I mention this because shortly after we started rolling, some unseen male asked me if the Route 14 was behind us. I said it was indeed one of the buses behind us, to which he replied that he needed to get on that bus. I asked, “Why did you get on this bus, then?”, to which he had no response. I started to pull over at the next stop to let whoever he was off so he could transfer, but when I asked who wanted the 14, no one responded. So I moved on. I never did find out who that particular weirdo was. I suspected it was the shuffling chuckler, but I'll never know for sure.

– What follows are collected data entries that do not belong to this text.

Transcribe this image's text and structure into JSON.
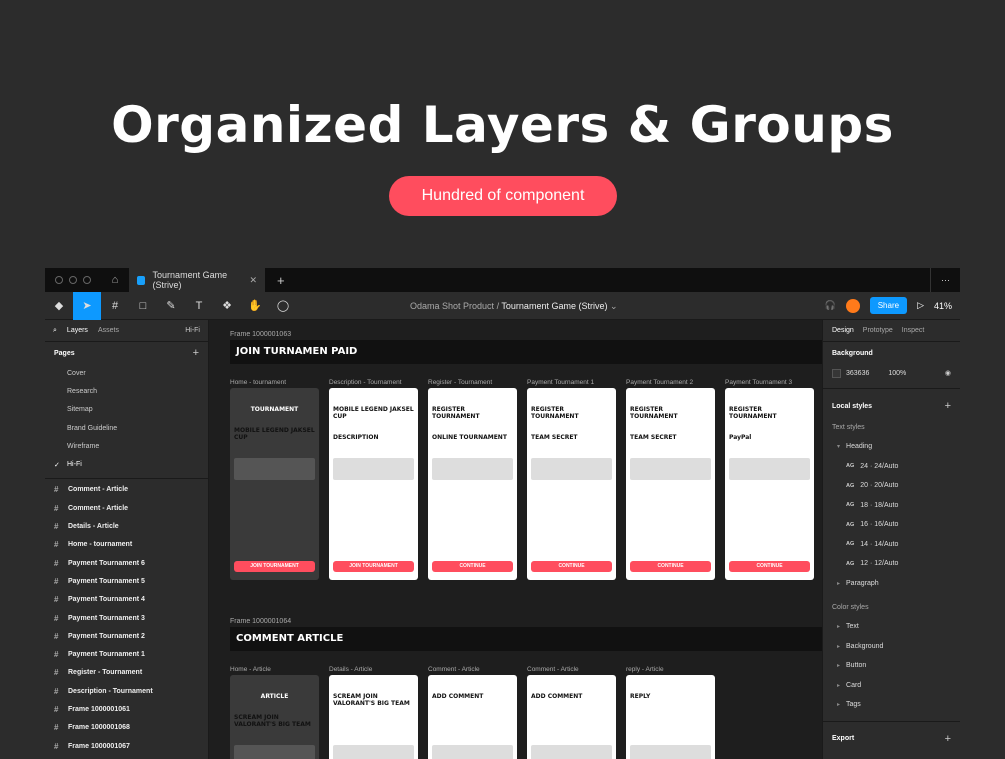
{
  "hero": {
    "title": "Organized Layers & Groups",
    "pill": "Hundred of component"
  },
  "tabbar": {
    "tab_title": "Tournament Game (Strive)",
    "close": "✕",
    "add": "+",
    "more": "⋯"
  },
  "toolbar": {
    "project": "Odama Shot Product",
    "separator": "/",
    "file": "Tournament Game (Strive)",
    "share_label": "Share",
    "zoom": "41%"
  },
  "left_panel": {
    "tab_layers": "Layers",
    "tab_assets": "Assets",
    "page_switch": "Hi-Fi",
    "pages_title": "Pages",
    "pages_add": "+",
    "pages": [
      "Cover",
      "Research",
      "Sitemap",
      "Brand Guideline",
      "Wireframe",
      "Hi-Fi"
    ],
    "current_page_check": "✓",
    "layers": [
      "Comment - Article",
      "Comment - Article",
      "Details - Article",
      "Home - tournament",
      "Payment Tournament 6",
      "Payment Tournament 5",
      "Payment Tournament 4",
      "Payment Tournament 3",
      "Payment Tournament 2",
      "Payment Tournament 1",
      "Register - Tournament",
      "Description - Tournament",
      "Frame 1000001061",
      "Frame 1000001068",
      "Frame 1000001067"
    ]
  },
  "canvas": {
    "frame1_label": "Frame 1000001063",
    "frame1_banner": "JOIN TURNAMEN PAID",
    "frame2_label": "Frame 1000001064",
    "frame2_banner": "COMMENT ARTICLE",
    "row1_screens": [
      {
        "label": "Home - tournament",
        "title": "TOURNAMENT",
        "subtitle": "MOBILE LEGEND JAKSEL CUP",
        "button": "JOIN TOURNAMENT"
      },
      {
        "label": "Description - Tournament",
        "title": "MOBILE LEGEND JAKSEL CUP",
        "subtitle": "DESCRIPTION",
        "button": "JOIN TOURNAMENT"
      },
      {
        "label": "Register - Tournament",
        "title": "REGISTER TOURNAMENT",
        "subtitle": "ONLINE TOURNAMENT",
        "button": "CONTINUE"
      },
      {
        "label": "Payment Tournament 1",
        "title": "REGISTER TOURNAMENT",
        "subtitle": "TEAM SECRET",
        "button": "CONTINUE"
      },
      {
        "label": "Payment Tournament 2",
        "title": "REGISTER TOURNAMENT",
        "subtitle": "TEAM SECRET",
        "button": "CONTINUE"
      },
      {
        "label": "Payment Tournament 3",
        "title": "REGISTER TOURNAMENT",
        "subtitle": "PayPal",
        "button": "CONTINUE"
      }
    ],
    "row2_screens": [
      {
        "label": "Home - Article",
        "title": "ARTICLE",
        "subtitle": "SCREAM JOIN VALORANT'S BIG TEAM"
      },
      {
        "label": "Details - Article",
        "title": "SCREAM JOIN VALORANT'S BIG TEAM"
      },
      {
        "label": "Comment - Article",
        "title": "ADD COMMENT"
      },
      {
        "label": "Comment - Article",
        "title": "ADD COMMENT"
      },
      {
        "label": "reply - Article",
        "title": "REPLY"
      }
    ]
  },
  "right_panel": {
    "tab_design": "Design",
    "tab_prototype": "Prototype",
    "tab_inspect": "Inspect",
    "background_title": "Background",
    "bg_hex": "363636",
    "bg_opacity": "100%",
    "local_styles": "Local styles",
    "add": "+",
    "text_styles": "Text styles",
    "heading": "Heading",
    "heading_styles": [
      "24 · 24/Auto",
      "20 · 20/Auto",
      "18 · 18/Auto",
      "16 · 16/Auto",
      "14 · 14/Auto",
      "12 · 12/Auto"
    ],
    "ag": "AG",
    "paragraph": "Paragraph",
    "color_styles": "Color styles",
    "color_items": [
      "Text",
      "Background",
      "Button",
      "Card",
      "Tags"
    ],
    "export": "Export"
  }
}
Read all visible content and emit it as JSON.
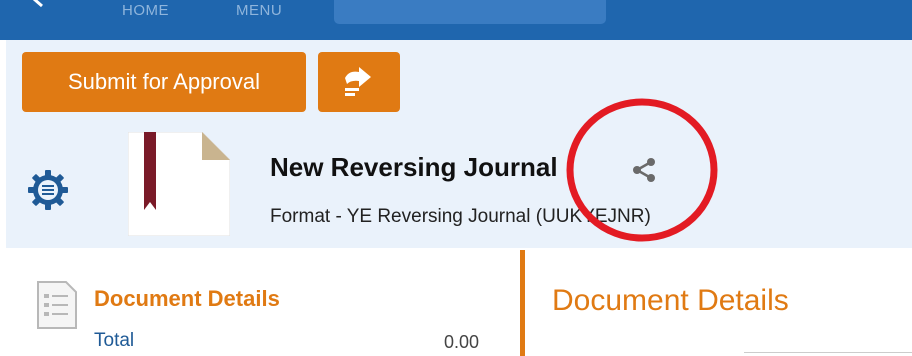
{
  "top_nav": {
    "home_label": "HOME",
    "menu_label": "MENU",
    "background_color": "#1f66ae"
  },
  "toolbar": {
    "submit_label": "Submit for Approval",
    "action_icon": "forward-arrow-icon",
    "accent_color": "#e07a13"
  },
  "header": {
    "settings_icon": "gear-icon",
    "document_icon": "bookmarked-document-icon",
    "title": "New Reversing Journal",
    "share_icon": "share-icon",
    "subtitle": "Format - YE Reversing Journal (UUKYEJNR)",
    "annotation_color": "#e31b23"
  },
  "left_panel": {
    "icon": "document-details-icon",
    "heading": "Document Details",
    "total_label": "Total",
    "total_value": "0.00"
  },
  "right_panel": {
    "heading": "Document Details"
  }
}
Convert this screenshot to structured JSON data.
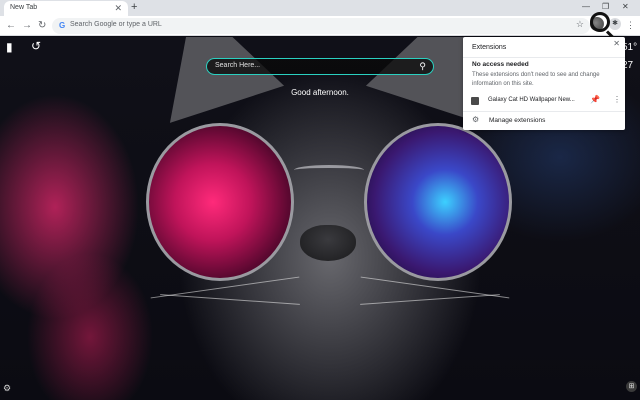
{
  "tab": {
    "title": "New Tab",
    "close_glyph": "✕",
    "new_tab_glyph": "+"
  },
  "window": {
    "minimize": "—",
    "restore": "❐",
    "close": "✕"
  },
  "toolbar": {
    "back": "←",
    "forward": "→",
    "reload": "↻",
    "omnibox_placeholder": "Search Google or type a URL",
    "google_glyph": "G",
    "star_glyph": "☆",
    "puzzle_glyph": "✱",
    "menu_glyph": "⋮"
  },
  "page": {
    "search_placeholder": "Search Here...",
    "search_glyph": "⚲",
    "greeting": "Good afternoon.",
    "weather_temp": "51°",
    "weather_num": "27",
    "bookmark_glyph": "▮",
    "history_glyph": "↺",
    "settings_glyph": "⚙",
    "grid_glyph": "⊞"
  },
  "extensions_popup": {
    "title": "Extensions",
    "close_glyph": "✕",
    "section_title": "No access needed",
    "section_desc": "These extensions don't need to see and change information on this site.",
    "items": [
      {
        "name": "Galaxy Cat HD Wallpaper New...",
        "pin_glyph": "📌",
        "menu_glyph": "⋮"
      }
    ],
    "manage_label": "Manage extensions",
    "manage_glyph": "⚙"
  },
  "colors": {
    "search_border": "#2ad0c0",
    "pin": "#1a73e8"
  },
  "icons": [
    "search-icon",
    "star-icon",
    "puzzle-icon",
    "gear-icon",
    "pin-icon",
    "bookmark-icon",
    "history-icon",
    "grid-icon",
    "magnifier-cursor-icon"
  ]
}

We made it to O-Town without further incident. As I was turning onto County Center Drive (which is home to such popular destinations as the probation department, the jail and the courthouse), the chuckler said that he wanted the courthouse stop, which was a little unusual as it was about 4:30 in the afternoon – generally too late for most folks to be conducting business there. I slowly passed the first stop (probation), but no one rang the bell, which didn't surprise me, because of the aforementioned lateness of the hour. Chuckles thought I was stopping, so he said “Top of the hill, sir”. I told him that I knew where the courthouse was. Yes, that was unnecessary of me. So sue me.

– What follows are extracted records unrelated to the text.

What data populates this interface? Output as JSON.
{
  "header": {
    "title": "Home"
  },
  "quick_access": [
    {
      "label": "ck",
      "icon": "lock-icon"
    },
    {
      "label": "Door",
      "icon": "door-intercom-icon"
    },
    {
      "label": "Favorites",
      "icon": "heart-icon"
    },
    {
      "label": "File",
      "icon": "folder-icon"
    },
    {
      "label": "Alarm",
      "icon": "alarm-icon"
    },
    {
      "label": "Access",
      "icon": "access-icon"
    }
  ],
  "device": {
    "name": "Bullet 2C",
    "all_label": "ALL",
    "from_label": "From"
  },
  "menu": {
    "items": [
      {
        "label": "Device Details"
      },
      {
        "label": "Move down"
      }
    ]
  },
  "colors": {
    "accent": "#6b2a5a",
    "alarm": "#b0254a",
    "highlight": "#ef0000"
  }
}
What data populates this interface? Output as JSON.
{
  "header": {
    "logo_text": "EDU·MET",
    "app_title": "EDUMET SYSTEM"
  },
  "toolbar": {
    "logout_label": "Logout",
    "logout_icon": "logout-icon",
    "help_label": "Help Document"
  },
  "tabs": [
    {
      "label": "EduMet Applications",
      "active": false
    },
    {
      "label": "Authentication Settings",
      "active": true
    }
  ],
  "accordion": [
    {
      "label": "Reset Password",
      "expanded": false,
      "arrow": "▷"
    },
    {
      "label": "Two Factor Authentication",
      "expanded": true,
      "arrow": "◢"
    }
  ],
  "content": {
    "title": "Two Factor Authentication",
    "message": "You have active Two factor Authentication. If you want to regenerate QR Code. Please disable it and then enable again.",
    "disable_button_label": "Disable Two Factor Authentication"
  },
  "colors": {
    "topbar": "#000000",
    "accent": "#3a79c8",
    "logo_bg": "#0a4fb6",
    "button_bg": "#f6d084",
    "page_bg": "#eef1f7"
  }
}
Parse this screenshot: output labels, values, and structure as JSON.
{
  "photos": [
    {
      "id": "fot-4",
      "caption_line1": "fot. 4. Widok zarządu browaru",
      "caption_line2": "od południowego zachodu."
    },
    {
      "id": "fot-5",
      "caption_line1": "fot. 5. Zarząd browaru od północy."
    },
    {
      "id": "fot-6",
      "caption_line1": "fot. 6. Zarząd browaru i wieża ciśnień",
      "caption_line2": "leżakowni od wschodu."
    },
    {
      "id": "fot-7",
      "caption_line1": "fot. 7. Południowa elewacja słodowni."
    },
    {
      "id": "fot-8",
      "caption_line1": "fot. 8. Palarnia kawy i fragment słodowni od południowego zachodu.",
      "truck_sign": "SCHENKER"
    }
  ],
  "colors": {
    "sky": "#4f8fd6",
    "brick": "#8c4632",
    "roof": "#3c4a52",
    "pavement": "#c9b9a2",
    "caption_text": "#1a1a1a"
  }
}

As Chuckles was getting out, he asked me when I was coming back around. At least, I'm pretty sure that's what he asked. If it wasn't, that may have contributed to the later difficulties. As it was, I told him what time I would next be back to that stop. He seemed satisfied with my answer and went on his way.

Approximately half an hour later, I was back at the courthouse stop on my way back to College Town. As I expected, Chuckles was waiting, along with several other people. Now, on that particular run, my “inbound” (to College Town) 20 runs very close in time to the “outbound” (to O-Town) 20 on County Center Drive. When I see unfamiliar faces waiting for the bus, I ask them if they are indeed College Town-bound. Doing so helps to eliminate those unhappy circumstances when someone who was intending to head further into O-Town inadvertently boards the wrong bus and doesn't realize their mistake until we're on the freeway, where it is then too late to let them off and they have no choice but to go all the way to College Town (and hopefully then back to O-Town, unless it happens to be the last inbound run of the day, which would suck much).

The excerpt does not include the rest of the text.